By Nicole MacKee
Increases in blood glucose levels can elevate an individual’s risk of cognitive decline, irrespective of their diabetes status, researchers have reported in Diabetologia.
In an analysis of data from the English Longitudinal Study of Ageing, researchers found significant longitudinal associations between diabetes status, glycated haemoglobin (HbA1c) levels and cognitive decline.
The study included 5189 community-based participants, aged 50 years and over, with baseline HbA1c levels ranging from 15.9 to 126.3 mmol/mol (3.6 to 13.7%). Diabetes was defined as an HbA1c level of 6.5% or greater and prediabetes, 5.7 to 6.4%. Participants were followed over 10 years and had an average of 4.9 cognitive assessments during that time.
The researchers found that global cognitive decline was significantly greater in participants with prediabetes and diabetes than in participants with normoglycaemia, and that diabetes was linked with increased declines in memory, executive function and orientation z scores. They also found that higher HbA1c levels at baseline, regardless of the participant’s diabetes status, were significantly associated with increased rates of decline in memory and executive function, although not in orientation.
The researchers said the findings suggested that measures to delay diabetes onset and to improve glycaemic control might help to reduce the progression of cognitive decline.
Professor Jonathan Shaw, Deputy Director (Clinical and Population Health) at the Baker Heart and Diabetes Institute, Melbourne, said the inclusion of several cognitive assessments throughout the study period provided a clearer picture of the trajectory of the well-known association between diabetes and cognitive impairment.
‘The association between diabetes and cognitive decline is a fairly continuous one,’ he said. ‘It’s not that a person has diabetes, in which case, they’re in trouble; or they don’t have diabetes, and they’re fine.
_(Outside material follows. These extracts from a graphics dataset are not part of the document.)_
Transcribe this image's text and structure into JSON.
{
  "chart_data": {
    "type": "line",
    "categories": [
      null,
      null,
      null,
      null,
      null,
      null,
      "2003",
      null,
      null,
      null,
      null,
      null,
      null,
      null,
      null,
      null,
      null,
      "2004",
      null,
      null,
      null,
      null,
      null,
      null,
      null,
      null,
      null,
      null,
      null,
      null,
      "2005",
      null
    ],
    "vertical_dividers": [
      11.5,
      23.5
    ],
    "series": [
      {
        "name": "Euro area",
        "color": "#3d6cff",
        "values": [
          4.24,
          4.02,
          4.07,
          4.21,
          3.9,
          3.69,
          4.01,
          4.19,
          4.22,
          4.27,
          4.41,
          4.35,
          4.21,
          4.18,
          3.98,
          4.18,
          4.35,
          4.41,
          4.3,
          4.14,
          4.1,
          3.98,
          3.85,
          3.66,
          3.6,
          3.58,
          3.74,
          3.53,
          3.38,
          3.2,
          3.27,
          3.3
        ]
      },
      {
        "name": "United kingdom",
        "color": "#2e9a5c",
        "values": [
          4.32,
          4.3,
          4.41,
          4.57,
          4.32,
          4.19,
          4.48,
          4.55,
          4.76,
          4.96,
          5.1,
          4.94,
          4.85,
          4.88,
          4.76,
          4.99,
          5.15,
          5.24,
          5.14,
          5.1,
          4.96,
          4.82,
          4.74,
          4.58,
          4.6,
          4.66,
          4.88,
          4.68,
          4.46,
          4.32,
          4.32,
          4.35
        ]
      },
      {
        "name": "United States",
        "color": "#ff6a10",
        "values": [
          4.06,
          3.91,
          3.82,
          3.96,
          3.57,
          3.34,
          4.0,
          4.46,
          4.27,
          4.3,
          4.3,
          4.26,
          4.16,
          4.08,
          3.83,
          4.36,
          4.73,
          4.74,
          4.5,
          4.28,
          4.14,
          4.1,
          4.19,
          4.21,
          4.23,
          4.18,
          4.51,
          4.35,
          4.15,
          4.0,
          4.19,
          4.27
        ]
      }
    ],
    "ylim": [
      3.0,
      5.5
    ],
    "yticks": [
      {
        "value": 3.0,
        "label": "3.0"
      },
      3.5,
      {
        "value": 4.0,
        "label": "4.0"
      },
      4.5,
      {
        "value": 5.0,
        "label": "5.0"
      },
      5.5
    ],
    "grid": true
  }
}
Diabetes is an arbitrary spot along the continuum.’
Professor Shaw said while the increased risk was not large, it could affect a person’s capacity to manage their diabetes. ‘Mild cognitive impairment may not interfere with activities of daily life, but it may influence how a person manages a chronic condition, particularly something like diabetes, which involves complex self-management,’ Professor Shaw told MedicineToday.
‘It does raise the question as to whether or not we should be more frequently and more formally testing people with diabetes for cognitive function. Not necessarily because we want to give them a label of dementia, but because it may be relevant in how we approach education.’
Professor Shaw said the findings might also help to motivate people to adopt healthier behaviours.
‘We know that it’s difficult to motivate people to make the appropriate lifestyle changes,’ he said. ‘When you’re talking about reducing the risk of both diabetes and cognitive impairment – the value of improving physical activity levels may be increased, which may motivate people to attain these goals.’